Сидоров умолк, глаза его влажнеют, губы начинают подрагивать. Молчим… Командир мнет пальцами папиросу, от балка пахнет смолой и краской, за углом повизгивает долговязый щенок на привязи. Сидоров продолжил: «Гриша, со слов Пахомыча, к самолету пришёл с Сашей, нарядные, держась за руки»…
Сашу мы все хорошо знали, она была такая ясная, светлая, стройная. Знала очень много стихов. Забрасывала нас ими как листвой в осенний листопад. Сколько она их знала!
«Ты, Пахомыч, не путайся под колёсами, я Сашеньке хочу кабину показать», – сказал Гриша. Пахомыч ушел за балок к щенку. «Потом,– говорит, – слышу мотор затарахтел, я выбежал, а самолет уже покатился, оторвался, немного повисел в воздухе и круто полез вверх… затем вроде как бы остановился, постоял-постоял, накренился и рухнул прямо на ферму. Поднялся клуб черного дыма, что то бухнуло и взметнулся огонь».
Поговорили мы и с самим Пахомычем. Жилистый, с медлительностью пасечника-лесовика, он был белый как прошлогодняя ячменная солома. «Виноват, это я их загубил, казните – и поделом мне – чего уж тут», – с солдатской прямотой говорит он.
В самом деле, кого винить. Можно конечно и успокоится словами следователя Ершова, который вину вменил механику – «погиб через меру недисциплинированности и преступных возможностей».
Пересчитаны убытки нанесённые колхозу. Выглядят солидно, и если все эти рубли сложить в наволочку, то получится подушка намного толще той, на которой я сплю в «Доме колхозника». Сидя у следователя, читаем написанное на сереньком листочке с расплывшейся печатью, оно кажется невероятным. «При вскрытии трупа механика Г.А. Митрова обнаружено присутствие алкоголя».
Из оцепенения нас выводит голос Ершова: «Вот это те граммы, которые, можно сказать, перетянули меру дозволенного.
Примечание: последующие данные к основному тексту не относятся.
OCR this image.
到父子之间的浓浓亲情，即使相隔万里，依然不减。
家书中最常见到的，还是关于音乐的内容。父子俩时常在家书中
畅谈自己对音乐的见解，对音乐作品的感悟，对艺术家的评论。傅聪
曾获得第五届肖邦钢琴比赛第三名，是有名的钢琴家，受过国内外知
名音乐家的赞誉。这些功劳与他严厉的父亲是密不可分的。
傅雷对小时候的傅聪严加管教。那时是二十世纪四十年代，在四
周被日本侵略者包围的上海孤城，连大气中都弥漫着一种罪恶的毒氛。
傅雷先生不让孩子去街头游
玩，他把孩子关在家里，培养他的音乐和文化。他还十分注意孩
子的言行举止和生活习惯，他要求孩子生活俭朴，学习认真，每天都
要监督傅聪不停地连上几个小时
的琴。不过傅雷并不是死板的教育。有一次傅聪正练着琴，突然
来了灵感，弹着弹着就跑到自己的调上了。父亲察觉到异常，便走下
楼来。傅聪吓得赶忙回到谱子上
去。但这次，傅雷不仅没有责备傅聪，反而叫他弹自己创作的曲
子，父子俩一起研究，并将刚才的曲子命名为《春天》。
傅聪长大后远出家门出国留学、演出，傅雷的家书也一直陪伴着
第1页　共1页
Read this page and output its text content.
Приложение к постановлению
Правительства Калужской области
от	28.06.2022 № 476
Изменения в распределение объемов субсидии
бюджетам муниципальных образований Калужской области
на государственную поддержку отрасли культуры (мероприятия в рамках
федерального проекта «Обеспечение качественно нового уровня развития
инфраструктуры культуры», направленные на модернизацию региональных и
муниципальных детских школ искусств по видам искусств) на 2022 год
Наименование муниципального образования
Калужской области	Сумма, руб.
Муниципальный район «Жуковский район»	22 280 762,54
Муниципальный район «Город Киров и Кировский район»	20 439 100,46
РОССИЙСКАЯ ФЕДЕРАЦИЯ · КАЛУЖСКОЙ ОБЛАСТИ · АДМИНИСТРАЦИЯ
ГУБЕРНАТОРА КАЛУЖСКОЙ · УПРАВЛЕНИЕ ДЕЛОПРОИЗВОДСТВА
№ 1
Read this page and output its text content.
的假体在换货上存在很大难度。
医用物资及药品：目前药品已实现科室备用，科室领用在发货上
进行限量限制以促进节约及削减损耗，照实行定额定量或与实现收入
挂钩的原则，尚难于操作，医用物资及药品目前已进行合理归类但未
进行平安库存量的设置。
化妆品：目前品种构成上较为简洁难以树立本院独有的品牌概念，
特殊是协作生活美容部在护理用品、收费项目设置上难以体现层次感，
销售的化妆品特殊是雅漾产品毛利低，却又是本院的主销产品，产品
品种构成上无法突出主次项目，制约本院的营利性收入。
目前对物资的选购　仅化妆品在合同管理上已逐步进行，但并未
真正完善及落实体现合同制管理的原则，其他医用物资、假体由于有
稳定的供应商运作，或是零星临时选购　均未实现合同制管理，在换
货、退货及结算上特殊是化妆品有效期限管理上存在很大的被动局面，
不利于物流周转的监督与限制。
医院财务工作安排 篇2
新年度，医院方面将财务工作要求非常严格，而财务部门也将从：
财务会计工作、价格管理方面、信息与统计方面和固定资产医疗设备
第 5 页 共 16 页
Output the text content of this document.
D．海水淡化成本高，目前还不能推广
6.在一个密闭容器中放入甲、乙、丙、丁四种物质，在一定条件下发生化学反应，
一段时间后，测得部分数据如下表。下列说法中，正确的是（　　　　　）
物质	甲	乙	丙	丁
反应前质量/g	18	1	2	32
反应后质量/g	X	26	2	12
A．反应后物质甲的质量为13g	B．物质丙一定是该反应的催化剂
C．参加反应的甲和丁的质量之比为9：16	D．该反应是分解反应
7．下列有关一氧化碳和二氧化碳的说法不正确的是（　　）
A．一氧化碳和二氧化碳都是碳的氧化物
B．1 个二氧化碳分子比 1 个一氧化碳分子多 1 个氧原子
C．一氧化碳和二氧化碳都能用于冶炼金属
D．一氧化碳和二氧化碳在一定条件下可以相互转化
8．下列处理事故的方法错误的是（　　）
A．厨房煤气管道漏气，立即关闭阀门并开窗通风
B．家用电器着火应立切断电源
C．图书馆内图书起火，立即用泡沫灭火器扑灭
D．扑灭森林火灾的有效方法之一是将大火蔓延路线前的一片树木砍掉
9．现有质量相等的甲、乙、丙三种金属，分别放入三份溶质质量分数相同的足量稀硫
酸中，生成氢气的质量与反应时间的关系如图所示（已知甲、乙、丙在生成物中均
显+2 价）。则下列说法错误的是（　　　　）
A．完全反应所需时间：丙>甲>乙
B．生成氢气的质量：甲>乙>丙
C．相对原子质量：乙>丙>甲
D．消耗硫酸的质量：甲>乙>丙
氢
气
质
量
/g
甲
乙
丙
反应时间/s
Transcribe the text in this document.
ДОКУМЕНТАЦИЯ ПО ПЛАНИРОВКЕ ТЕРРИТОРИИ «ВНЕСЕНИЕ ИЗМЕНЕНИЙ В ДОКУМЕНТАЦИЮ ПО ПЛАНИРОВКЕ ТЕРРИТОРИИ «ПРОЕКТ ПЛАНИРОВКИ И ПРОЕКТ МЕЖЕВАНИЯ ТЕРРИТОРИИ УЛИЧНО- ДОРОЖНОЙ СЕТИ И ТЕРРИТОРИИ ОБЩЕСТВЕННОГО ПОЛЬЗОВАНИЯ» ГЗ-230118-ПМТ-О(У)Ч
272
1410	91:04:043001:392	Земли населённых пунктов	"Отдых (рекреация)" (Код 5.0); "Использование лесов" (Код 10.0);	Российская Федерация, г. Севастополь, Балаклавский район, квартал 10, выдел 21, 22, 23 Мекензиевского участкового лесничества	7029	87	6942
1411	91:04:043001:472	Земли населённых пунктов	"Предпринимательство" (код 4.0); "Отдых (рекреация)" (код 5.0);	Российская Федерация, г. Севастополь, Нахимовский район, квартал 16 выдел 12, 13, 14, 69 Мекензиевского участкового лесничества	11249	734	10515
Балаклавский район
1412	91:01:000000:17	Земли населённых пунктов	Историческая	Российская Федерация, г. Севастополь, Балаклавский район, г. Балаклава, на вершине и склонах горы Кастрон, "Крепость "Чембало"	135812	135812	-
Вот вам и «хороший парень»».
Взлетаем, смотрим на промелькнувшее внизу черное пятно, где стояла колхозная ферма. Летим низко над поймой реки, цветущими садами, зеленью полей. Везем останки механика, везем еще одно горе под крышу родительского дома, в котором повторится всё то же, как и в этом городке над извилистой речкой.
. . .
На оперативных точках работают самолеты. Нужно как-то так сделать, так обмозговать, чтобы не гибли люди, машины, чтобы самолеты списывались по старости, а авиаторы парили подобно орлам, а не лежали в сырой мать-земле раньше срока, написанного на роду. Может случай этот единственный как молочный завод в нашем городе? Но по бумагам видно, что кое-где… Да вот в Красноярске было. Увидели с вертолета молодые летуны медведя, добывавшего себе харюзков из таежной реки. Сделали они пару выстрелов по нему, полагали убитым, и примостились «охотники» на галечной косе чтобы забрать трофей. А миша тем временем очухался и угнал их в тайгу. А вертолет помял так, что только в металлолом. Охотников через семь дней еле из тайги извлекли. Ну, они и признались, что перед охотой приняли «её» на борт. Вот она их и вынудила на зверя пойти.
Да… нужно выработать такое мероприятие чтобы по действию и суровости впиталось в сознание каждого и действовали от краюшка до краюшка нашей земли и во всех клетках мозга.
«Есть два варианта,-пишу я командиру нашего отряда,– теоретический и наш, с инженером Николаевым, сугубо технический. Во спасение того, что творится ныне на Руси, предлагаю запретить навечно изготовление, продажу всего спиртного в сорока девяти областях Российской Федерации, шестнадцати республиках, за исключением Грузинской ССР, пяти автономных областях, всех краях и национальных округах».
Стучусь в дверь к командиру, вхожу, подаю листок. Ещё не читая, он недовольно спрашивает:
– И это всё?
– Хорошего по-маленьку, – бурчу я.
Он начинает читать и челюсть его отвисает как оторванная подошва..
– Стало быть, сухой закон? Посмотри на этого умника,– говорит он замполиту.
Тот смотрит, как будто видит меня впервые, молча берет протянутый командиром листок.
– В древнем Риме тебя бы камнями забили на площади. Но у нас есть профсоюз и тебе конечно все сойдет с рук, – философски замечает в мой адрес командир.